Before Waller and Pascal could reach them the two finally won. The captive was the man in the fine suit who’d led them into the house.
“Son of a bitch was trying to get away, Mr. Waller,” said one of the men holding the captive’s arms behind his back.
Waller reached out and gripped the turbaned man’s throat.
“You want me to shoot him, Mr. Waller?” asked Pascal.
“No, no, Pascal. I need to talk to him first.”
Waller looked into the man’s eyes. “You are a little fish. The man who blew himself up? He too was a little fish that you throw back because it is not worth your time. But you are worth my time. I need to know who authorized this. You understand me?”
The man shook his head and started speaking rapidly in his native language.
Waller answered him, in his native tongue. He looked delighted at the shock in the fellow’s eyes before ordering his men to collect Tanner’s and Dimitri’s remains.
“One more thing,” said Waller. He reached into the captive’s pocket and pulled out the customized nine-millimeter pistol that had been confiscated earlier. “I’m quite fond of this gun. So fond, in fact, that I will use it to kill you after you’ve told me what I need to know.”

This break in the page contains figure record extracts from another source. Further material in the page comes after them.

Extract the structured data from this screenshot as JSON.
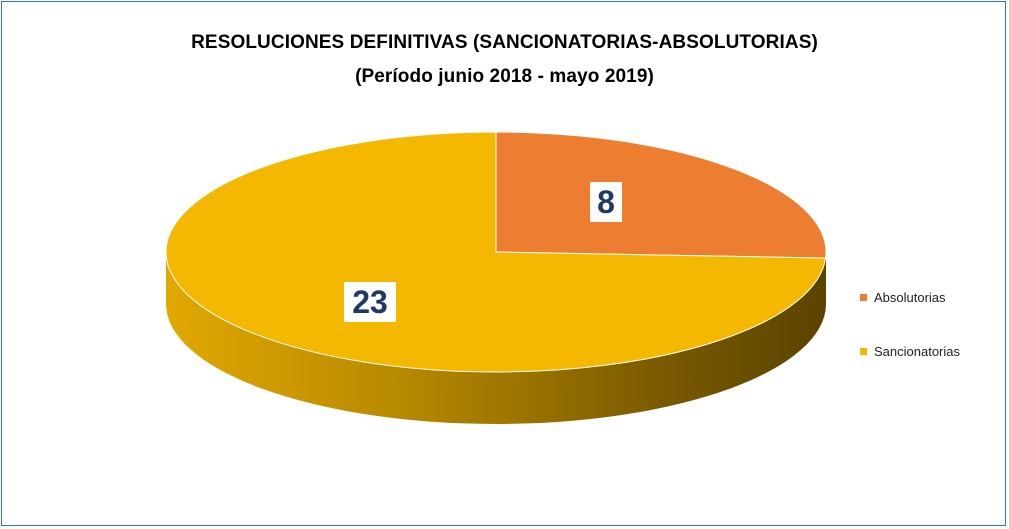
{
  "chart_data": {
    "type": "pie",
    "title": "RESOLUCIONES DEFINITIVAS (SANCIONATORIAS-ABSOLUTORIAS)",
    "subtitle": "(Período junio 2018 - mayo 2019)",
    "slices": [
      {
        "label": "Absolutorias",
        "value": 8,
        "color": "#ed7d31"
      },
      {
        "label": "Sancionatorias",
        "value": 23,
        "color": "#f5b800"
      }
    ],
    "legend_position": "right",
    "three_d": true
  },
  "colors": {
    "border": "#2e75b6",
    "label_text": "#1f3864"
  }
}
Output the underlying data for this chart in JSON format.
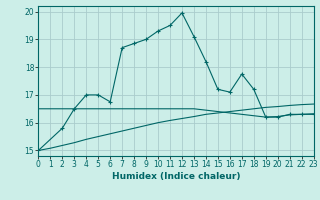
{
  "xlabel": "Humidex (Indice chaleur)",
  "bg_color": "#cceee8",
  "grid_color": "#aacccc",
  "line_color": "#006666",
  "x_values": [
    0,
    1,
    2,
    3,
    4,
    5,
    6,
    7,
    8,
    9,
    10,
    11,
    12,
    13,
    14,
    15,
    16,
    17,
    18,
    19,
    20,
    21,
    22,
    23
  ],
  "line1_y": [
    15.0,
    null,
    15.8,
    16.5,
    17.0,
    17.0,
    16.75,
    18.7,
    18.85,
    19.0,
    19.3,
    19.5,
    19.95,
    19.1,
    18.2,
    17.2,
    17.1,
    17.75,
    17.2,
    16.2,
    16.2,
    16.3,
    16.3,
    16.3
  ],
  "line2_y": [
    16.5,
    16.5,
    16.5,
    16.5,
    16.5,
    16.5,
    16.5,
    16.5,
    16.5,
    16.5,
    16.5,
    16.5,
    16.5,
    16.5,
    16.45,
    16.4,
    16.35,
    16.3,
    16.25,
    16.2,
    16.22,
    16.28,
    16.3,
    16.32
  ],
  "line3_y": [
    15.0,
    15.08,
    15.18,
    15.28,
    15.4,
    15.5,
    15.6,
    15.7,
    15.8,
    15.9,
    16.0,
    16.08,
    16.15,
    16.22,
    16.3,
    16.35,
    16.4,
    16.45,
    16.5,
    16.55,
    16.58,
    16.62,
    16.65,
    16.67
  ],
  "xlim": [
    0,
    23
  ],
  "ylim": [
    14.8,
    20.2
  ],
  "yticks": [
    15,
    16,
    17,
    18,
    19,
    20
  ],
  "xticks": [
    0,
    1,
    2,
    3,
    4,
    5,
    6,
    7,
    8,
    9,
    10,
    11,
    12,
    13,
    14,
    15,
    16,
    17,
    18,
    19,
    20,
    21,
    22,
    23
  ]
}
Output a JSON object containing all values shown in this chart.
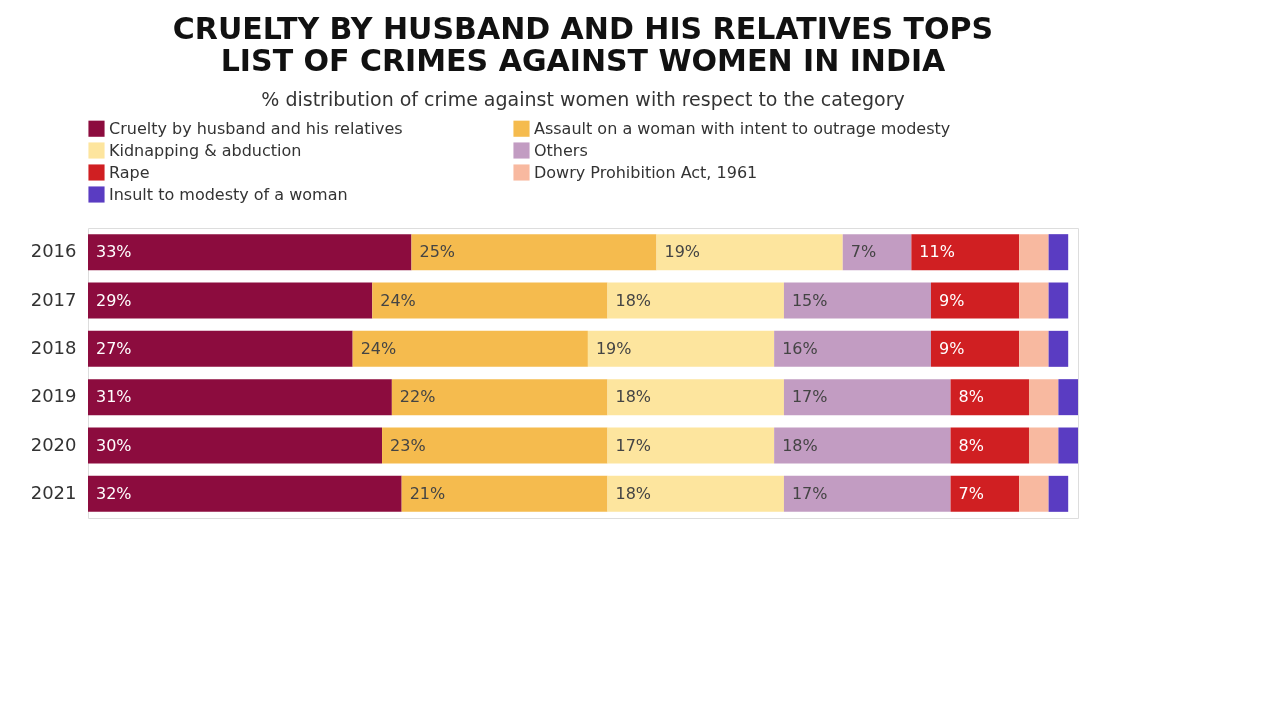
{
  "chart_data": {
    "type": "bar",
    "orientation": "horizontal",
    "stacked": true,
    "title": "CRUELTY BY HUSBAND AND HIS RELATIVES TOPS\nLIST OF CRIMES AGAINST WOMEN IN INDIA",
    "subtitle": "% distribution of crime against women with respect to the category",
    "categories": [
      "2016",
      "2017",
      "2018",
      "2019",
      "2020",
      "2021"
    ],
    "legend": "top left",
    "grid": false,
    "series": [
      {
        "name": "Cruelty by husband and his relatives",
        "color": "#8c0c3e",
        "values": [
          33,
          29,
          27,
          31,
          30,
          32
        ],
        "value_labels": [
          "33%",
          "29%",
          "27%",
          "31%",
          "30%",
          "32%"
        ]
      },
      {
        "name": "Assault on a woman with intent to outrage modesty",
        "color": "#f5bb4e",
        "values": [
          25,
          24,
          24,
          22,
          23,
          21
        ],
        "value_labels": [
          "25%",
          "24%",
          "24%",
          "22%",
          "23%",
          "21%"
        ]
      },
      {
        "name": "Kidnapping & abduction",
        "color": "#fde59e",
        "values": [
          19,
          18,
          19,
          18,
          17,
          18
        ],
        "value_labels": [
          "19%",
          "18%",
          "19%",
          "18%",
          "17%",
          "18%"
        ]
      },
      {
        "name": "Others",
        "color": "#c29cc2",
        "values": [
          7,
          15,
          16,
          17,
          18,
          17
        ],
        "value_labels": [
          "7%",
          "15%",
          "16%",
          "17%",
          "18%",
          "17%"
        ]
      },
      {
        "name": "Rape",
        "color": "#d01f22",
        "values": [
          11,
          9,
          9,
          8,
          8,
          7
        ],
        "value_labels": [
          "11%",
          "9%",
          "9%",
          "8%",
          "8%",
          "7%"
        ]
      },
      {
        "name": "Dowry Prohibition Act, 1961",
        "color": "#f8b9a0",
        "values": [
          3,
          3,
          3,
          3,
          3,
          3
        ],
        "value_labels": [
          null,
          null,
          null,
          null,
          null,
          null
        ]
      },
      {
        "name": "Insult to modesty of a woman",
        "color": "#5a3cc2",
        "values": [
          2,
          2,
          2,
          2,
          2,
          2
        ],
        "value_labels": [
          null,
          null,
          null,
          null,
          null,
          null
        ]
      }
    ]
  }
}
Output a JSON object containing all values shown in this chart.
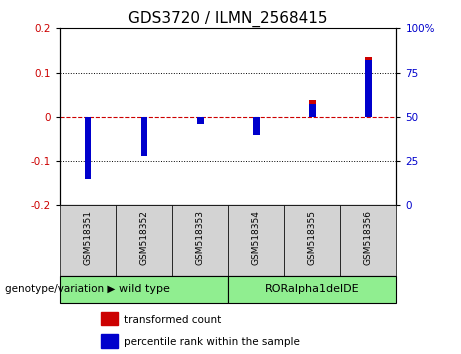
{
  "title": "GDS3720 / ILMN_2568415",
  "samples": [
    "GSM518351",
    "GSM518352",
    "GSM518353",
    "GSM518354",
    "GSM518355",
    "GSM518356"
  ],
  "group_names": [
    "wild type",
    "RORalpha1delDE"
  ],
  "group_ranges": [
    [
      0,
      2
    ],
    [
      3,
      5
    ]
  ],
  "red_values": [
    -0.13,
    -0.088,
    -0.015,
    -0.005,
    0.038,
    0.135
  ],
  "blue_values_pct": [
    15,
    28,
    46,
    40,
    57,
    82
  ],
  "ylim_left": [
    -0.2,
    0.2
  ],
  "ylim_right": [
    0,
    100
  ],
  "yticks_left": [
    -0.2,
    -0.1,
    0.0,
    0.1,
    0.2
  ],
  "yticks_right": [
    0,
    25,
    50,
    75,
    100
  ],
  "red_color": "#CC0000",
  "blue_color": "#0000CC",
  "zero_line_color": "#CC0000",
  "red_bar_width": 0.12,
  "blue_bar_width": 0.12,
  "background_color": "#ffffff",
  "group_color": "#90EE90",
  "sample_box_color": "#d3d3d3",
  "legend_red": "transformed count",
  "legend_blue": "percentile rank within the sample",
  "title_fontsize": 11,
  "tick_fontsize": 7.5,
  "sample_fontsize": 6.5,
  "group_fontsize": 8,
  "legend_fontsize": 7.5,
  "genotype_label": "genotype/variation"
}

Riding back to the plane, Waller sat next to Rice. “A doctor will meet us at the airfield and fix your leg,” he said.
“Why would they invite us down here and then try to blow us up?”
“I don’t know why yet. But I will find out and then hit them back far harder than they just hit me.”
Rice shook his head and gave a hollow laugh. Waller shot him a glance.
“What?”
“I was just thinking that after all this you’re going to really need that holiday in Provence.”